I want to hold you, Honey… I want to hold you and never let you go. My love will not falter or fade. You burn within me with every second I must face in this world without you.
Awoke from a dream of you, thinking you were at work, I made to grab my phone to message you how much I miss you.
Heart pounding. It was so great to see you. It is so hard missing you. Love you with all of my heart and soul. Mykylyhycwy
I finally did the next phase of sorting through my husband’s clothing closet… Three piles: ‘to keep’, ‘to send’, and ‘to donate’.
For some reason I couldn’t touch his work clothing yet, but the remainder has been completed.
I know this house is too big for me, so I will continue to sort through both his and my belongings to downsize… I’m not ready to sell or move, but I am at least in a place where I’m able to make some more decisions than ‘I must keep it all.’
I had hoped on making some big trips this year during the nice weather.
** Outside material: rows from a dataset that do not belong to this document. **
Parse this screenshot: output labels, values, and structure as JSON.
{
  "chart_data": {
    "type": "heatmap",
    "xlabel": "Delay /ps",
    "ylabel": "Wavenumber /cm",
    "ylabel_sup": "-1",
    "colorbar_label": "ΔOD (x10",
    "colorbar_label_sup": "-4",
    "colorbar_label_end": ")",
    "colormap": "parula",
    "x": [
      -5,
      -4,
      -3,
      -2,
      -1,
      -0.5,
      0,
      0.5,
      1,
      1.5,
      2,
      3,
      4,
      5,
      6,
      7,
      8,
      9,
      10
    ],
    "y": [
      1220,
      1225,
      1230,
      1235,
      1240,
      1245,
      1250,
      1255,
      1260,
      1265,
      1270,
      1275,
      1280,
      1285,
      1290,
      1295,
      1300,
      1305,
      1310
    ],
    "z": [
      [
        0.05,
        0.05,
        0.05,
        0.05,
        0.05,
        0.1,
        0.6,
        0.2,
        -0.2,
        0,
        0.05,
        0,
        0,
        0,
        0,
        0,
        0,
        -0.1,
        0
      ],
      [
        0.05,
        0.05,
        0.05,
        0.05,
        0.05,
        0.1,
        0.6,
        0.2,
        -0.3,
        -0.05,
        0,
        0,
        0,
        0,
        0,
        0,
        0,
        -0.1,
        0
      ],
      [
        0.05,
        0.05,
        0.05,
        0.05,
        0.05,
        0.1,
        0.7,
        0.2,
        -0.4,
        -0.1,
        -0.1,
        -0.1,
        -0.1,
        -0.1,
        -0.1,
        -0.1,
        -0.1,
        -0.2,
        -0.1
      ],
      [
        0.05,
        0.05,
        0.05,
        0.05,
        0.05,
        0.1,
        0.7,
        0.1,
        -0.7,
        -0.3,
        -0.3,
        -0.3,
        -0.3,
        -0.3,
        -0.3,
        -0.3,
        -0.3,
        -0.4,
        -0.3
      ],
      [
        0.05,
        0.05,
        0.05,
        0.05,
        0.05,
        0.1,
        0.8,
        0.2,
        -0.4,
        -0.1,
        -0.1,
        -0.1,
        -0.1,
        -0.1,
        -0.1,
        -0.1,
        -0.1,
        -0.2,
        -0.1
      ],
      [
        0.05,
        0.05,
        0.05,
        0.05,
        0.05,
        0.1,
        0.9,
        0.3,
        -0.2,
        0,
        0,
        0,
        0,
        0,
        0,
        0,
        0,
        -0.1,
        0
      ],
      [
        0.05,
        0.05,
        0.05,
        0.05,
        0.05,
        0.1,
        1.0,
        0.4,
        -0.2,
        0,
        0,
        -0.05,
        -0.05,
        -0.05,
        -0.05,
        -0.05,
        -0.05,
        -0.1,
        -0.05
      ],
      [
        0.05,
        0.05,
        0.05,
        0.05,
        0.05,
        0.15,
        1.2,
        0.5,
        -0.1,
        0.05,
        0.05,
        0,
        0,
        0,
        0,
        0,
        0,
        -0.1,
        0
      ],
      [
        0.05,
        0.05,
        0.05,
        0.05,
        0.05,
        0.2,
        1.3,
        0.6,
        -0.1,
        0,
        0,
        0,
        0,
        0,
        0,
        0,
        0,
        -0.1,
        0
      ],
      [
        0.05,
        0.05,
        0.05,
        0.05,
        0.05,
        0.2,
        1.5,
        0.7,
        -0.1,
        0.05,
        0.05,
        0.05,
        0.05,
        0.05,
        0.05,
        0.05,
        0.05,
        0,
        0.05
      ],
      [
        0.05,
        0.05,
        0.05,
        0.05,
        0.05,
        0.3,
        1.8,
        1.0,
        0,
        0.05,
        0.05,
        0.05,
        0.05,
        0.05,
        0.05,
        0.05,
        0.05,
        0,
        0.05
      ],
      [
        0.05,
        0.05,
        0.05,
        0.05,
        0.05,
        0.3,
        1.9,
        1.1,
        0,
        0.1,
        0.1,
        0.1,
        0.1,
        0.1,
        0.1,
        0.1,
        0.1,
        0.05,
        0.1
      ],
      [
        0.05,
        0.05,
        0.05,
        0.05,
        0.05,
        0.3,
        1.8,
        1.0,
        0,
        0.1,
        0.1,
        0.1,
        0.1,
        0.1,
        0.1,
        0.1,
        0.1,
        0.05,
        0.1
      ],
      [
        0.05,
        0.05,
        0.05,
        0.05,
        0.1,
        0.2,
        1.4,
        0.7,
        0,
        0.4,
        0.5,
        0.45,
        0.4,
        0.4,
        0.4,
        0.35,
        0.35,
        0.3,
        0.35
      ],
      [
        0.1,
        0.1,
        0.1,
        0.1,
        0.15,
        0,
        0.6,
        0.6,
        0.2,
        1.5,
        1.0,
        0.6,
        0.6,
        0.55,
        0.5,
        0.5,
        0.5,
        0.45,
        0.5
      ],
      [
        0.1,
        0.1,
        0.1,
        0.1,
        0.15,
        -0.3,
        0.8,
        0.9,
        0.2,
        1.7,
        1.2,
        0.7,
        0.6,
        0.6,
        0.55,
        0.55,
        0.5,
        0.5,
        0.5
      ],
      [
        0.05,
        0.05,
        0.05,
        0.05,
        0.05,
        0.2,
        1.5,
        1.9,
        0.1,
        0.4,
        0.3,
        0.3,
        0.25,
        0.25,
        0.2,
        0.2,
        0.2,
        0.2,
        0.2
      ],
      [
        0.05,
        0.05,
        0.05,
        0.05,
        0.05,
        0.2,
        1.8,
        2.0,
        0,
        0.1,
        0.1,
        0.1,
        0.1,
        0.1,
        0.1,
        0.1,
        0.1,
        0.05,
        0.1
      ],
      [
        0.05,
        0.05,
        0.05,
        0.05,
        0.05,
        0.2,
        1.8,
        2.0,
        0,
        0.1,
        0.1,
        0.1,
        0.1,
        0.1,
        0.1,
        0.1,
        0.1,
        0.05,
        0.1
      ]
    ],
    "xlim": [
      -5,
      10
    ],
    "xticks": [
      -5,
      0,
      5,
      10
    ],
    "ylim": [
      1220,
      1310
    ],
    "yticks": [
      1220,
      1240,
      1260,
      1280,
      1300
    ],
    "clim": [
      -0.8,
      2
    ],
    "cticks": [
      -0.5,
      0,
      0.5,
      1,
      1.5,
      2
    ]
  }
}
I gradually kept decreasing their grandeur until I was left with short visits that I felt I could manage on my own. Even that has proven to be difficult, as I cut my visiting down by multiple days after experiencing a meltdown hours away from home. Thankfully it was while visiting very understanding friends who weren’t offended by my quick departure. Others, however, still amaze me with their insensitive comments… “you have to move on” or “you can’t feel like that“. Don’t tell me how I can or cannot feel. I have made such progress in the day-to-day, have made some new friends, and have positive hobbies to occupy myself, yet the moment I creep back even just for a day, I am berated for having feelings. I am allowed to feel whatever I need to feel whenever I need to feel it.
Having a hard time with the family aspect lately. Hearing of new babies, first steps, exciting family events… It’s overwhelming. I miss my husband so damn bad. Some part of me still believes that if I tell him enough of how much I love him and miss him that he’ll magically reappear from the grave. Whole. Both him and I.
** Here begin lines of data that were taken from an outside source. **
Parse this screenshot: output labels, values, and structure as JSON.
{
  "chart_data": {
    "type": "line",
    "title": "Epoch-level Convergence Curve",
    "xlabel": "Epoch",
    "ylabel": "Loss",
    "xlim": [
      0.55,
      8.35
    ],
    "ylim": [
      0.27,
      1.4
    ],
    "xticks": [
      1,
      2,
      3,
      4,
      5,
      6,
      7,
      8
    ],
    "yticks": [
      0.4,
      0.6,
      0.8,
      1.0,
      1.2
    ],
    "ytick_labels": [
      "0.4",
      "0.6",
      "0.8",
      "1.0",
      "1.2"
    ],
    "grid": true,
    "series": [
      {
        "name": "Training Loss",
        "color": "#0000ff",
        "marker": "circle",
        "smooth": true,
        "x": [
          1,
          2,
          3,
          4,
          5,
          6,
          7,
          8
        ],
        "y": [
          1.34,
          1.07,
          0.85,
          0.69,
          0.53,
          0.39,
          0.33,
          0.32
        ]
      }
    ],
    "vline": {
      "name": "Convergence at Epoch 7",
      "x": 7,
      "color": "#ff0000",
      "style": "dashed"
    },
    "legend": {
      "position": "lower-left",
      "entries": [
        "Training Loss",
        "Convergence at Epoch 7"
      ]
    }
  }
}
I am still so broken and don’t know if I will ever find myself again.
I have generally been doing well lately but there are always days like this. They still come out of nowhere. They still suck. The recovery from a meltdown does not take as long as it once did, but the pain is always there. My brain has somehow shielded me from half of my memory because I simply cannot survive without him by my side. I pretend like I know what I’m doing and that each day isn’t painful to live. I think I’m convincing everyone. Sometimes even myself.
Alone in this big house. Just me. No husband. No children. No sound. I know I need to move at some point, but it’s not the time for that yet. Until then, our baby bedding remains in the closet, unused. I am my family of one.
We had been trying for kids for a couple years with no luck. We’d been to through the medical testing and told nothing was wrong. We’d been given a prescription for fertility pills but hadn’t filled it yet.
I wanted so much to give him children. For us to make a family of our own. To raise them with him. “Our kids will be so smart!” “Our kids…” “Our kids…” “I can’t wait to teach them [this] or [that]”… We dreamed of them for so long and couldn’t wait to meet them. He wanted four… I was leaning towards two. We had their names picked out already. We had everything in place and were fully prepared to bring them into the world.
And now it’s just me… Curled up with our never-to-be baby’s quilt, alone on Mother’s Day.
Miss you sweetheart, every single day.
I’m running out of strength to get back up. Screaming, hyperventilating, bawling, rocking back and forth … I still don’t know how to do this.